The Ancient Roman philosopher and politician Cicero is believed to have said: “Salus populi suprema lex esto” (“The welfare of the people shall be the supreme law”). But with 75 percent of the world’s drugs and medicines being consumed by just 4 percent of the world’s population in addition to a bipartisan consensus that the country is in the grip of a severe mental health crisis, it follows that the ones who were supposed to uphold this supreme law in the United States are essentially the ones who have broken it.
Nor does the recent trend of female television personalities taking off their wedding rings reverse this reality. Neither does this trend of taking off a wedding ring reverse the adverse and toxic effects of centuries-long colonial and hegemonic policies. What this novel trend seeks to achieve is anyone’s guess. But mentioning or even whispering “Israeli Apartheid” at least once on air would be worth much more than taking off a wedding ring. Plus, removing a wedding ring does not remove the bondages and chains of white male patriarchy and paternalism and sexual repression and suppression which are perhaps the two main pillars of colonialism’s cultural dimension, with colonialism’s other dimension being the abusive, extractive, and exploitative economic dimension stemming from a structure and system of class conflict and hegemony.
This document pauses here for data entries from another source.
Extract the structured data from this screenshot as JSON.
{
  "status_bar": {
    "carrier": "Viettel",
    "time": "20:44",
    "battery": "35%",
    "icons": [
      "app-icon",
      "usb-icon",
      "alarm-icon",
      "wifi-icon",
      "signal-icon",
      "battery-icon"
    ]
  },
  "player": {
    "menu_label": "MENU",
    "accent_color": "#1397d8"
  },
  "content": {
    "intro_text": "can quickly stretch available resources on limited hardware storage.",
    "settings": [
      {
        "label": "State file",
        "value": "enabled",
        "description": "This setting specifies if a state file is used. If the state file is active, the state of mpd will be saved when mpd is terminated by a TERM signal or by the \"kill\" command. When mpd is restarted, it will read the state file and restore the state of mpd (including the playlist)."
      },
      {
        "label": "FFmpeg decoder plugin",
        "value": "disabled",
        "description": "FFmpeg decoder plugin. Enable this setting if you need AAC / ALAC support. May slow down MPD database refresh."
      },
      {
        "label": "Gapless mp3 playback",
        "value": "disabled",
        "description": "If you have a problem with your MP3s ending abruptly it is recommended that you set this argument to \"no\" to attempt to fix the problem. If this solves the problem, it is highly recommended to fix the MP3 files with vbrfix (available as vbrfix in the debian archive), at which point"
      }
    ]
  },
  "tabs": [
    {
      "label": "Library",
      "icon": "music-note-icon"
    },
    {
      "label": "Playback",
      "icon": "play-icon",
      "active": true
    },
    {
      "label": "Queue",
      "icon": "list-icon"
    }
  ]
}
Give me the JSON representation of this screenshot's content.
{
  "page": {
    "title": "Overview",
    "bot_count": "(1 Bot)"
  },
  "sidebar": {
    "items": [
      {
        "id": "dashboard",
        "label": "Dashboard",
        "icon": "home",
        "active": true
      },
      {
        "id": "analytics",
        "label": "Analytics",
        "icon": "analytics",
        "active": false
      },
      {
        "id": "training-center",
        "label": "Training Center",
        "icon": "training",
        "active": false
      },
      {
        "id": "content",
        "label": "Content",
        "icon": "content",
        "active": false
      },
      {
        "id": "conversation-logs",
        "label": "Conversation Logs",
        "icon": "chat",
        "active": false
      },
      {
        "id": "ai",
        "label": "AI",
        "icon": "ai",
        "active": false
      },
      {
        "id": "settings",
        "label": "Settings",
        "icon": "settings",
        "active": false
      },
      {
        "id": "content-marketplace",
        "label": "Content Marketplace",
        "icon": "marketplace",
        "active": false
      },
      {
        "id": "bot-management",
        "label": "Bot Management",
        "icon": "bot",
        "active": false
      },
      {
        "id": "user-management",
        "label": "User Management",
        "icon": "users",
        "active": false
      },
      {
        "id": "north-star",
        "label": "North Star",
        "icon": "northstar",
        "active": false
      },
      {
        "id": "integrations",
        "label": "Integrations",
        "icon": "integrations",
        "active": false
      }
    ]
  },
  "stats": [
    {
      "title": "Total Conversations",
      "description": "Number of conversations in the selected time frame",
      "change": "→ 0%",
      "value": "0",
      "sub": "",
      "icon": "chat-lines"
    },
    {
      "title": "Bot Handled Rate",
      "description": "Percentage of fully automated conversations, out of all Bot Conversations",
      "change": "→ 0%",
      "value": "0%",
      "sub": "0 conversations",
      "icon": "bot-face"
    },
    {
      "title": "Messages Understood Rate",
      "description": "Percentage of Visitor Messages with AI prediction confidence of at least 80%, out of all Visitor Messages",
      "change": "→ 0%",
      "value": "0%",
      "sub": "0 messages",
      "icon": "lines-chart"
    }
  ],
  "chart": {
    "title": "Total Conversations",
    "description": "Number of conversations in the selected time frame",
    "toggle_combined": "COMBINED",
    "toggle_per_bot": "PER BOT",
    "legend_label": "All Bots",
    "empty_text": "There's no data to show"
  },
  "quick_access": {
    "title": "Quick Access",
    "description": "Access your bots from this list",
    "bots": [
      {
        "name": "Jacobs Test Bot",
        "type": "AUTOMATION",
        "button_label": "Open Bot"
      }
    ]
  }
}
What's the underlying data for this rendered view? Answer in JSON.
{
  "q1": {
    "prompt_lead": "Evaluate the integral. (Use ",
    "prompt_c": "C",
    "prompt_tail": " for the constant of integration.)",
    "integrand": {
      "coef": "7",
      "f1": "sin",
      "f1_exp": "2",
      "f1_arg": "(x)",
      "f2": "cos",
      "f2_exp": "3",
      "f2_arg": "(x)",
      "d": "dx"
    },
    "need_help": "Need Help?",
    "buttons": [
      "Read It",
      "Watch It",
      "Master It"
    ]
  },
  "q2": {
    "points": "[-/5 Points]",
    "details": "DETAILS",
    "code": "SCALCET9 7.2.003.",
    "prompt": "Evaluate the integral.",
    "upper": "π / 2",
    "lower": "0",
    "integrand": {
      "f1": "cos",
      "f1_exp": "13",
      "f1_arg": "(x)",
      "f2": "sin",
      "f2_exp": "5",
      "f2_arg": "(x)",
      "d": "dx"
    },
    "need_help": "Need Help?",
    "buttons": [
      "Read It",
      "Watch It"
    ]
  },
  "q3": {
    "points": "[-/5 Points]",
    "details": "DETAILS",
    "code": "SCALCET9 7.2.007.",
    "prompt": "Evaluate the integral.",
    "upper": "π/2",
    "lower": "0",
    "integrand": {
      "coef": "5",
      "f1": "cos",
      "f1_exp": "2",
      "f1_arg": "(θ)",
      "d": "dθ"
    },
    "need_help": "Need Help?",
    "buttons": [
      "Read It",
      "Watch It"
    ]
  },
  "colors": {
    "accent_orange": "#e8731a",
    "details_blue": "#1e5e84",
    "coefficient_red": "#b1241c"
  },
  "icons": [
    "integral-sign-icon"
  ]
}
As the French-Jewish writer Sylvain Cypel wrote, the “Mufti of Jerusalem” was not the one who ordered the Holocaust. Yet, it is defenseless and vulnerable Palestinians, Iraqis, Libyans, Afghans, and so forth who have to bear the brunt of an extension of colonial and hegemonic policies and essentially get punished for a crime which they did not commit. Repressive and Orwellian ‘doublethink’ is then used by the “Professional Managerial Class” (PMC) as a mechanism or tool to deflect attention away from this reality and truth, the blowback of which is “Havana Syndrome” and “Mass Psychogenic Illness” and so forth. Why such blowback of a psychological and mental nature occurs is because such blowback is the result of a loss of one’s mental “bearings” due to a general loss of one’s sense of reality. As Hannah Arendt wrote:
“The result of a consistent and total substitution of lies for factual truth is not that the lies will now be accepted as truth, and the truth defamed as lies, but that the sense by which we take our bearings in the real world – and the category of truth vs. falsehood is among the mental means to this end – is being destroyed.”
It follows that “Mass Psychogenic Illness” is generated at the very top of the Western social hierarchy and pyramid, channeled through the mass media, and then spread right through the general populace. Whether or not the American public can make a “cultural turn” away from the system of class conflict and hegemony which has long defined and shaped American cultural and economic life remains to be seen. But to an extent, the “cultural turn” away from class conflict and hegemony in America is enabled by advancements and evolutions in globalization and technology. And with the complexity, paradox, and uncertainty of a postmodern ontological condition stemming from a certain degree of ontological turbulence and upheaval as a result of advancements and evolutions in globalization and technology, a “cultural turn” away from class conflict and hegemony and thus major social transformations cannot be precluded from our collective and individual calculations and speculations.